The Upper Mississippi River National Wildlife and Fish Refuge will also be open to public hunting per state regulations. Hunters should note that, due to the federal government shutdown, refuge staff will not be available to provide any assistance, including answering questions about specific areas for hunting. Hunters should use resources available on the U.S. Fish and Wildlife Service site (including detailed pool maps) for further information: www.fws.gov/refuge/Upper_Mississippi_River/map.html.

What do I need to do after I harvest a deer?
  1. Register your deer and get it tested for CWD.

    Any deer harvested during the special hunts must be tested for CWD within 24 hours of harvest or before 10 a.m. on the Monday after the hunt ends, whichever comes first. Each deer must be taken to one of five stations where DNR staff will register the deer and collect lymph-node tissue for CWD testing.

    Stations will be open:

    • 9 a.m. to 7 p.m. on Friday, Jan. 25, through Sunday, Jan. 27, and 8 a.m. to 10 a.m. on Monday, Jan. 28.
    • 9 a.m. to 7 p.m. on Friday, Feb. 1, through Sunday, Feb. 3 , and 8 a.m. to 10 a.m. on Monday, Feb. 4.
       

    Stations will be located at:

    • Houston: BP Gas Station, 801 MN-16 
    • Rushford: Pam’s Corner Convenience, 107 MN-16 
    • Witoka: Witoka Tavern, 27999 County Road 9
    • Winona: Mills Fleet Farm, 920 E. Highway 61
    • La Crescent: Pump 4 Less (Mannings) Gas Station, 301 Kistler Dr.


    All deer must be presented for registration and a CWD sample will be collected on all deer, regardless of age. DNR will be testing fawns (deer younger than one year) during this special hunt.

    There is no carcass export restriction during this hunt.  Hunters can bring their deer home after it is registered and the CWD sample is taken. Hunters are asked to either leave the carcass in a place where it can be recovered or dispose of the remains in household trash.

    If you take a deer you wish to shoulder mount, register your deer first. Cape the deer yourself and present it to a DNR official at one of the five stations for sampling. Watch our video on how to cape your own deer.

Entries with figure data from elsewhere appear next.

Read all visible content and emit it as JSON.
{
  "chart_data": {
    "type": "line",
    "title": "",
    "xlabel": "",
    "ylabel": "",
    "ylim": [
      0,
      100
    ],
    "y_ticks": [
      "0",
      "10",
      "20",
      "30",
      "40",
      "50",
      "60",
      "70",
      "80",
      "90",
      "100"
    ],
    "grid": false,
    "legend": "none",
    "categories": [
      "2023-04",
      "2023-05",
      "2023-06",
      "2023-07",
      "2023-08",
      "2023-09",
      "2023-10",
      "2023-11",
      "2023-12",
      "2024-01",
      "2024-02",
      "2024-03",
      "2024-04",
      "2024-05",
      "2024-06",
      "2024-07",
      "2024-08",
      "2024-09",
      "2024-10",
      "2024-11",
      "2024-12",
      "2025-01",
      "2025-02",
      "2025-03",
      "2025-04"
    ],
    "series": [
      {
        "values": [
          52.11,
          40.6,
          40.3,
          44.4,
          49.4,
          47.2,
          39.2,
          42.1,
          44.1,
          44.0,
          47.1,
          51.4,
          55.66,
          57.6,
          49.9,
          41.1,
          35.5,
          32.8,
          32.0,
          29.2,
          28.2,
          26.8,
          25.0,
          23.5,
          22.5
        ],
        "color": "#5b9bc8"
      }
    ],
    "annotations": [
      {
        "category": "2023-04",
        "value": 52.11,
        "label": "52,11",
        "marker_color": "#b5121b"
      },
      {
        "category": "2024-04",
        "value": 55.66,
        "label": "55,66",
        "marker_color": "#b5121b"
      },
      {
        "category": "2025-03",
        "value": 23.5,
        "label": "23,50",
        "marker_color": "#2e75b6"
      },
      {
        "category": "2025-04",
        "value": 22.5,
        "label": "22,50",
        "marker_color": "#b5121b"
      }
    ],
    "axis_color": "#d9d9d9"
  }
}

  2. Check your test results.

    Check your results online at mndnr.gov/cwdcheck or call the DNR Information Center at 888-646-6367. In both instances, you'll need to have your nine-digit DNR number.

    If you harvest a deer that tests positive for CWD, a DNR official will contact you immediately after the result is received. The official will need to know the location of the carcass remains (e.g., head, spinal column), so it can be picked up for disposal at the University of Minnesota, if possible. The hunter can choose to keep meat from this animal or provide it to the DNR for proper disposal.